Non, cette vidéo ne montre pas "le plus petit serpent toxique" au monde

Depuis mi-août, une vidéo montrant un animal très petit et très fin caché dans un poivron vert circule sur Facebook. La séquence, visionnée des dizaines de milliers de fois dans des publications en francais, serait censée montrer le "plus petit serpent toxique au monde". Il s'agit en réalité d'un ver inoffensif connu depuis longtemps, selon des spécialistes. 

"C'est le plus petit serpent toxique au monde et on le trouve souvent dans les poivrons verts", prévient une publication de la page "Catalogue du rire", en légende d'une vidéo visionnée 73.000 fois depuis le 4 septembre. 

Capture d'écran Facebook, réalisée le 10/09/2019

Cette vidéo, où l'on voit un petit animal blanc et fin bouger à l'intérieur d'un poivron, a aussi été partagée dans plusieurs autres publications en français depuis mi-août (ici le 18 août, le 22 août, etc.) 

La même séquence circule également sur Facebook en espagnol, anglais, portugais, arabe et bengali. En espagnol, de nombreuses publications appellent l'animal "Simla Mirch", le présentant comme "un nouveau type d'insecte trouvé dans les poivrons". 

"Le Simla Mirch est un nouveau type d'insecte que l'on trouve dans les poivrons. Le Simla Mirch attaque les zones humides de votre corps, peut causer beaucoup de douleur et même entraîner la mort", Capture d'écran Facebook réalisée le 10/09/2019

Quel est donc cet animal ? 

Grâce à une recherche inversée, on retrouve la première occurrence de cette vidéo sur Internet : elle a été postée le 6 août dernier sur Youtube avec une légende en anglais, depuis le compte d'un utilisateur qui propose des contenus relatifs à l'Inde. 

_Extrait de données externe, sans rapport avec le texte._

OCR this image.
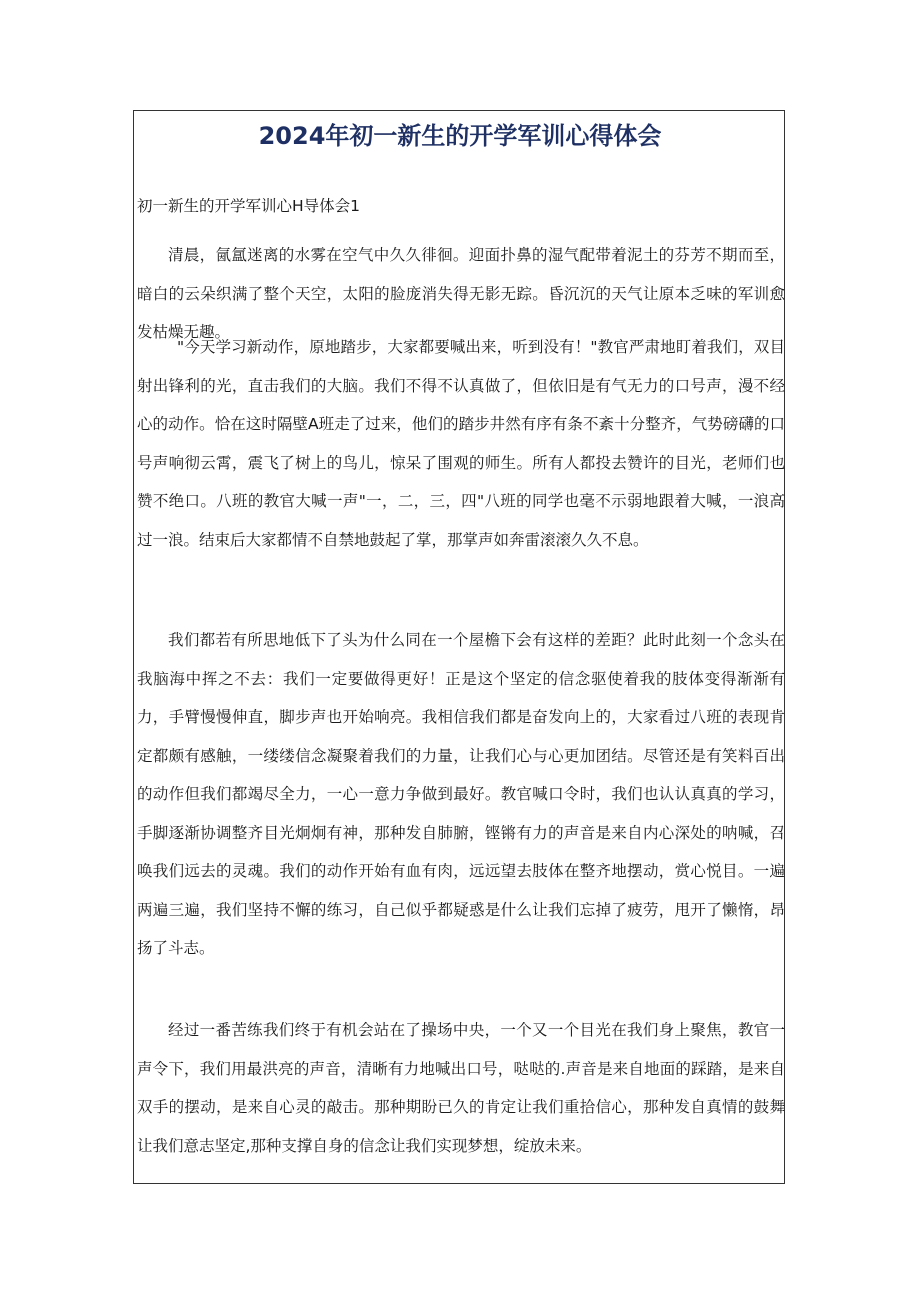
2024年初一新生的开学军训心得体会
初一新生的开学军训心H导体会1

清晨，氤氲迷离的水雾在空气中久久徘徊。迎面扑鼻的湿气配带着泥土的芬芳不期而至，暗白的云朵织满了整个天空，太阳的脸庞消失得无影无踪。昏沉沉的天气让原本乏味的军训愈发枯燥无趣。

"今天学习新动作，原地踏步，大家都要喊出来，听到没有！"教官严肃地盯着我们，双目射出锋利的光，直击我们的大脑。我们不得不认真做了，但依旧是有气无力的口号声，漫不经心的动作。恰在这时隔壁A班走了过来，他们的踏步井然有序有条不紊十分整齐，气势磅礴的口号声响彻云霄，震飞了树上的鸟儿，惊呆了围观的师生。所有人都投去赞许的目光，老师们也赞不绝口。八班的教官大喊一声"一，二，三，四"八班的同学也毫不示弱地跟着大喊，一浪高过一浪。结束后大家都情不自禁地鼓起了掌，那掌声如奔雷滚滚久久不息。

我们都若有所思地低下了头为什么同在一个屋檐下会有这样的差距？此时此刻一个念头在我脑海中挥之不去：我们一定要做得更好！正是这个坚定的信念驱使着我的肢体变得渐渐有力，手臂慢慢伸直，脚步声也开始响亮。我相信我们都是奋发向上的，大家看过八班的表现肯定都颇有感触，一缕缕信念凝聚着我们的力量，让我们心与心更加团结。尽管还是有笑料百出的动作但我们都竭尽全力，一心一意力争做到最好。教官喊口令时，我们也认认真真的学习，手脚逐渐协调整齐目光炯炯有神，那种发自肺腑，铿锵有力的声音是来自内心深处的呐喊，召唤我们远去的灵魂。我们的动作开始有血有肉，远远望去肢体在整齐地摆动，赏心悦目。一遍两遍三遍，我们坚持不懈的练习，自己似乎都疑惑是什么让我们忘掉了疲劳，甩开了懒惰，昂扬了斗志。

经过一番苦练我们终于有机会站在了操场中央，一个又一个目光在我们身上聚焦，教官一声令下，我们用最洪亮的声音，清晰有力地喊出口号，哒哒的.声音是来自地面的踩踏，是来自双手的摆动，是来自心灵的敲击。那种期盼已久的肯定让我们重拾信心，那种发自真情的鼓舞让我们意志坚定,那种支撑自身的信念让我们实现梦想，绽放未来。
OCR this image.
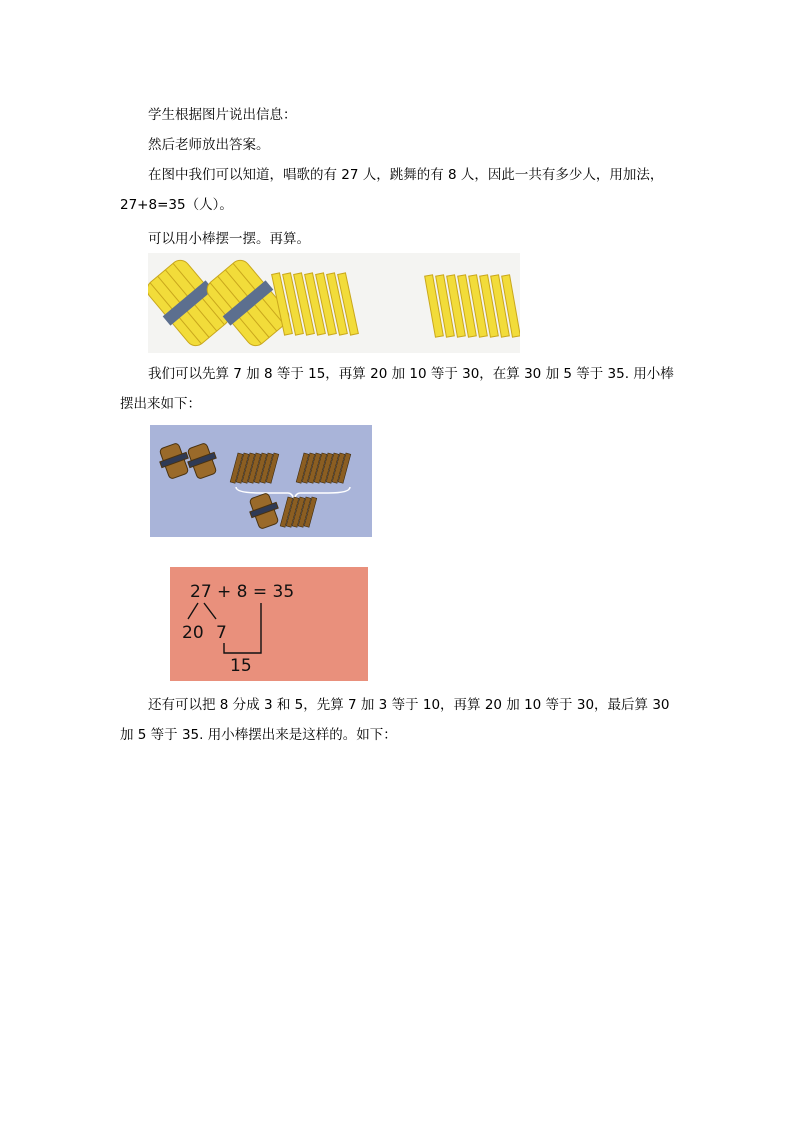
学生根据图片说出信息：

然后老师放出答案。

在图中我们可以知道，唱歌的有 27 人，跳舞的有 8 人，因此一共有多少人，用加法，27+8=35（人）。

可以用小棒摆一摆。再算。

我们可以先算 7 加 8 等于 15，再算 20 加 10 等于 30，在算 30 加 5 等于 35. 用小棒摆出来如下：

27 + 8 = 35
20 7
15

还有可以把 8 分成 3 和 5，先算 7 加 3 等于 10，再算 20 加 10 等于 30，最后算 30 加 5 等于 35. 用小棒摆出来是这样的。如下：
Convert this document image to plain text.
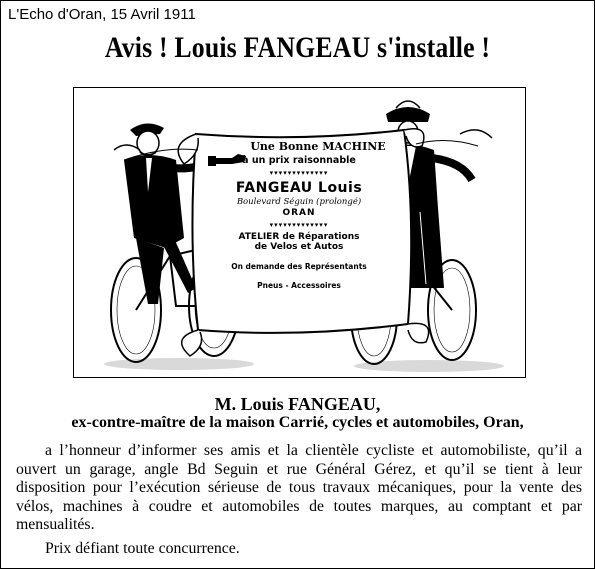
L'Echo d'Oran, 15 Avril 1911
Avis ! Louis FANGEAU s'installe !
Une Bonne MACHINE
à un prix raisonnable
▾▾▾▾▾▾▾▾▾▾▾▾▾
FANGEAU Louis
Boulevard Séguin (prolongé)
ORAN
▾▾▾▾▾▾▾▾▾▾▾▾▾
ATELIER de Réparations
de Velos et Autos
On demande des Représentants
Pneus - Accessoires
M. Louis FANGEAU,
ex-contre-maître de la maison Carrié, cycles et automobiles, Oran,
a l’honneur d’informer ses amis et la clientèle cycliste et automobiliste, qu’il a ouvert un garage, angle Bd Seguin et rue Général Gérez, et qu’il se tient à leur disposition pour l’exécution sérieuse de tous travaux mécaniques, pour la vente des vélos, machines à coudre et automobiles de toutes marques, au comptant et par mensualités.
Prix défiant toute concurrence.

Contactés par la cellule de fact-checking, des journalistes de l'AFP à New Delhi ont confirmé que la conversation qu'on pouvait entendre dans la vidéo était en pendjabi, une langue parlée dans la région frontalière entre l'Inde et le Pakistan. 

"Regarde, il est vivant et il bouge... Maintenant qu'il sort, il a une longue queue", peut-on entendre en pendjabi, "Regardez ce qui est sorti du poivron". 

A partir de ces informations et en recherchant le terme "simla mirch" sur un traducteur, on se rend qu'un terme très proche, "shimla mirch", signifie simplement "poivron" en hindi, une des langues officielles de l'Inde, et ne fait donc pas référence au nom d'un supposé insecte, comme l'avançaient certaines publications en espagnol. Une traduction confirmée par une rapide recherche d'images sur Google. 

Capture d'écran d'une recherche Google, réalisée le 10/09/2019

Interrogée sur ce que pouvait être cet animal, la docteure en sciences naturelles Maria Fernanda Achinelly, chercheuse au Centre des études parasitaires et des vecteurs CEPAVE (Conicet-UNLP) en Argentine, explique que ce n'est ni un serpent ni un insecte, mais bel et bien un ver. 

 "D'après ce que l'on peut voir à l'oeil nu, ce ver a tout l'apparence d'un nématomorphe ou d'un nématode de la famille des mermithidae", détaille cette chercheuse, aussi membre de la Société argentine de parasitologie, "Les deux ont des caractéristiques très similaires : pour les différencier, il faudrait les regarder au microscope car les différences, minimes, sont invisibles à l'oeil nu". 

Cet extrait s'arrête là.